Tories pledge to allow victims and media into parole hearings

Rowena Mason Deputy political editor
Photograph: Rex/Shutterstock

Victims and the media would be allowed to apply to attend parole hearings under reforms pledged by the Conservatives.

The Tories said they wanted to reform the parole system, which has been accused of not being transparent enough following a successful court challenge last year over the proposed release of serial sex attacker John Worboys.

Following that controversy, the government undertook reforms that forced parole boards to publish the reasoning for their decisions and gave victims the right to challenge release decisions on violent offenders.

The Tories said there would be a further root-and-branch review of prisoner release arrangements under a Conservative-majority government, which would include allowing victims and the media to apply to attend parole hearings.

Under a package of policies for victims of crime, the party said it would increase by 25% the victims surcharge – a fine on offenders that goes towards refuges and community support for victims of domestic and sexual abuse.

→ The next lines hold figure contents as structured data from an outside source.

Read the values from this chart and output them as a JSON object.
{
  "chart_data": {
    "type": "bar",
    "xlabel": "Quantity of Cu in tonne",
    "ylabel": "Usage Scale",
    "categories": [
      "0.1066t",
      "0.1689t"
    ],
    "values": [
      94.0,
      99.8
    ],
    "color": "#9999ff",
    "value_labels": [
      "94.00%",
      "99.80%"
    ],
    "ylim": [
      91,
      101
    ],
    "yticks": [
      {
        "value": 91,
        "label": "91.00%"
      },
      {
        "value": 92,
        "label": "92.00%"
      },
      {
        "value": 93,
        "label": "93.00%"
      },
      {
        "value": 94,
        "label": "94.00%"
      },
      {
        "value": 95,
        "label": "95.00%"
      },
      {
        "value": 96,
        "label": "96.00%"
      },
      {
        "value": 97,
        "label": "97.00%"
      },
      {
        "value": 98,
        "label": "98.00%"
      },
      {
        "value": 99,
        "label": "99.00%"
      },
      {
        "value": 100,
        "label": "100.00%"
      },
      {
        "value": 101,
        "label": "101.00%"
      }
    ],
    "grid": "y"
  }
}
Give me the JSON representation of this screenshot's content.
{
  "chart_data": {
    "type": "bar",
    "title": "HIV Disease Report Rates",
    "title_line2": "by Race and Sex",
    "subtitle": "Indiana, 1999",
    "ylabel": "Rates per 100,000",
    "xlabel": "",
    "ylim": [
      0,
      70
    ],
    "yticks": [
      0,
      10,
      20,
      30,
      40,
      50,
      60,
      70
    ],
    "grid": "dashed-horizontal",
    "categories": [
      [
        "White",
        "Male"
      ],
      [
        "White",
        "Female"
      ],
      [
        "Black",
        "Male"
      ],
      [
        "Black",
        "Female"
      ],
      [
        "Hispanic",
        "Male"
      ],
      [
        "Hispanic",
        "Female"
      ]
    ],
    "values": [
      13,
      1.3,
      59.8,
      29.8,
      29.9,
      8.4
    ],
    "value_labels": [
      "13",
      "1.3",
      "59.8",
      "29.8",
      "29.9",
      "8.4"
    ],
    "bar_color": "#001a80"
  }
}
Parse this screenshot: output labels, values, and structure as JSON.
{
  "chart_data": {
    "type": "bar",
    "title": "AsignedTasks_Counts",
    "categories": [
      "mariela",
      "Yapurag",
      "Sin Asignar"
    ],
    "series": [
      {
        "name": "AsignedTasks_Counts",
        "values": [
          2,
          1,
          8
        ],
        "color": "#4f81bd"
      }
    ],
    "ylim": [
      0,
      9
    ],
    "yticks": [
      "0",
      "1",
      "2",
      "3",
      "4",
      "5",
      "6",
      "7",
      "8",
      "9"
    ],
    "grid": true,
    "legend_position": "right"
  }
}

It also said it would enshrine the rights of victims in law to guarantee the level of support they should receive.

Victoria Atkins, a Home Office minister, said: “Victims of crime will often have been through horrific and harrowing experiences. They may have had their lives ripped apart because of physical, emotional or economic abuse. These plans will help to ensure that the system is working for them, not against them – and that they can always count on receiving the justice and support that they deserve.”

In March 2018, the high court blocked the release of Worboys, a former black-cab driver, and ruled that the parole board “should have undertaken further inquiry into the circumstances of his offending” before taking the decision.

The Parole Board had approved Worboys’ release after deciding that he no longer posed a threat to the public. The cab driver was jailed indefinitely in 2009 with a minimum term of eight years after being found guilty of 19 offences against 12 of his passengers, with one count of rape, five sexual assaults, one attempted assault and 12 drugging charges. Police believe he committed crimes against 105 women between 2002 and 2008 when he was caught.

After a new inquiry, the board reversed its previous decision and ruled that Worboys should remain in prison indefinitely. The board’s chair, Nick Hardwick, had to resign after David Gauke, then the justice secretary, told him his position was untenable.

Following the Worboys controversy, Gauke, who is now standing as an independent, unveiled plans for a judge-led process that could in some instances be open to the public to force the board to reconsider a decision without victims having to resort to a judicial review.

Initial legislation was also introduced to remove the blanket ban on transparency and allow the parole board to explain decisions to victims, media and the public, alongside expanding the victim contact scheme.